Phil Daian, Devcon 2022  (summary | video)

This is the abridged transcript adapted from Phil Daian’s talk on Oct 14, 2022 at Devcon VI in Bogota, Colombia.

Today, I’m going to be taking you on a tour through my journey over the last three years.

I’m going to talk about Flashbots and the choices we’ve made as a collective, how they relate to the base layer of Ethereum security and fairness for users. What is Flashbots doing? How can we all do it together with the community, to build these systems for the next trillion?

Where did MEV come from?

The long game of MEV

This all started for me with an academic paper I wrote at Cornell called Flash Boys 2.0: Frontrunning, Transaction Reordering, and Consensus Instability in Decentralized Exchanges, where we looked at the market dynamics of several decentralized exchanges that were popular at the time around 2018 and 2019. We looked into the game that bots were playing to arbitrage decentralized exchanges. We examined how that related to user fairness and consensus security using extensive measurement infrastructure.

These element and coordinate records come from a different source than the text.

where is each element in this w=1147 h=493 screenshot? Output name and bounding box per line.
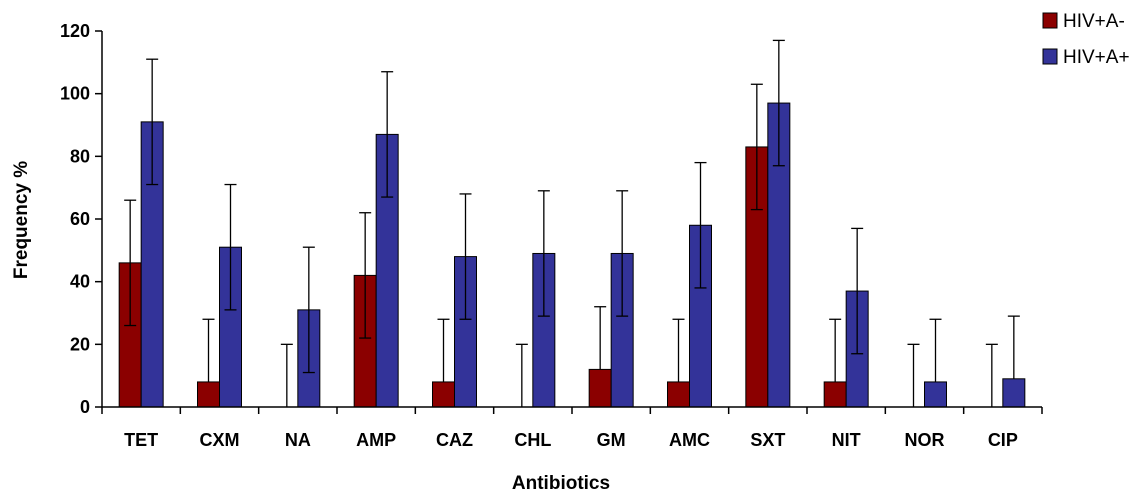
legend-label: HIV+A- — [1063, 11, 1125, 32]
x-axis-title: Antibiotics — [512, 473, 610, 493]
x-tick-label: SXT — [750, 430, 785, 450]
bar — [432, 381, 455, 408]
y-tick-label: 100 — [60, 84, 90, 104]
bar — [197, 381, 220, 408]
bar — [823, 381, 847, 408]
x-tick-label: NOR — [905, 430, 945, 450]
bar — [667, 381, 690, 408]
y-axis: 0 20 40 60 80 100 120 — [60, 21, 103, 417]
y-tick-label: 40 — [70, 272, 90, 292]
y-tick-label: 120 — [60, 21, 90, 41]
x-tick-label: AMP — [356, 430, 396, 450]
x-tick-label: NA — [285, 430, 311, 450]
y-tick-label: 0 — [80, 397, 90, 417]
x-tick-label: CHL — [514, 430, 551, 450]
y-tick-label: 60 — [70, 209, 90, 229]
x-axis: TET CXM NA AMP CAZ CHL GM AMC SXT NIT NOR CIP — [101, 406, 1043, 450]
bar — [1002, 378, 1026, 408]
x-tick-label: GM — [597, 430, 626, 450]
legend-label: HIV+A+ — [1063, 47, 1130, 68]
x-tick-label: CXM — [200, 430, 240, 450]
y-tick-label: 20 — [70, 334, 90, 354]
bar — [588, 368, 612, 408]
legend-swatch — [1042, 12, 1058, 29]
plot-area — [118, 39, 1026, 408]
x-tick-label: TET — [124, 430, 158, 450]
x-tick-label: NIT — [832, 430, 861, 450]
legend: HIV+A- HIV+A+ — [1042, 11, 1130, 68]
legend-swatch — [1042, 48, 1058, 65]
x-tick-label: AMC — [669, 430, 710, 450]
x-tick-label: CIP — [988, 430, 1018, 450]
y-tick-label: 80 — [70, 146, 90, 166]
bar — [924, 381, 947, 408]
x-tick-label: CAZ — [436, 430, 473, 450]
y-axis-title: Frequency % — [11, 161, 32, 279]
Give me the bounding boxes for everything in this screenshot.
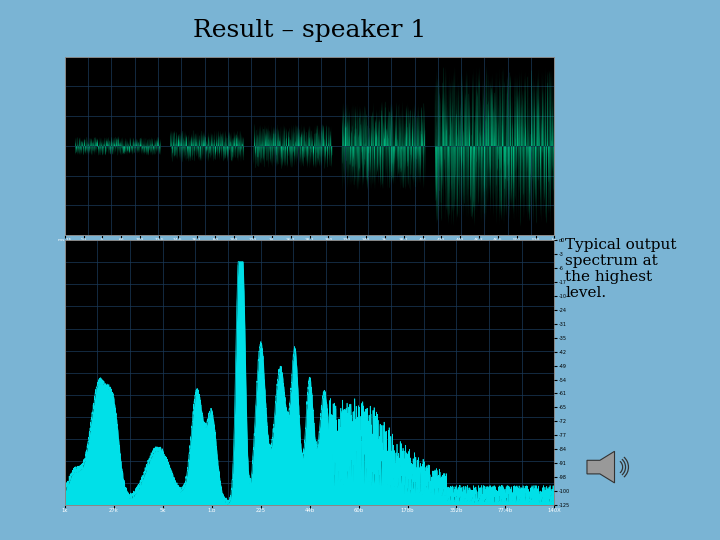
Polygon shape — [587, 451, 615, 483]
Text: Result – speaker 1: Result – speaker 1 — [193, 19, 426, 42]
Text: Typical output
spectrum at
the highest
level.: Typical output spectrum at the highest l… — [565, 238, 677, 300]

In this paper, we defined MEV, short for Miner Extractable Value (or Maximal Extractable Value today), as the total amount that Ethereum miners (or validators today) can extract from manipulation of transactions within a given time frame, which may include multiple blocks worth of transactions. We identified ordering optimization fees (OOF) as representing one case of MEV.

On the one hand, MEV is fundamental, like financial potential energy that runs through every any distributed systems secured by economic incentives. On the other hand, it poses concrete, measurable, consensus-layer security risks. In the paper, we demonstrated empirically that MEV poses a realistic threat to Ethereum.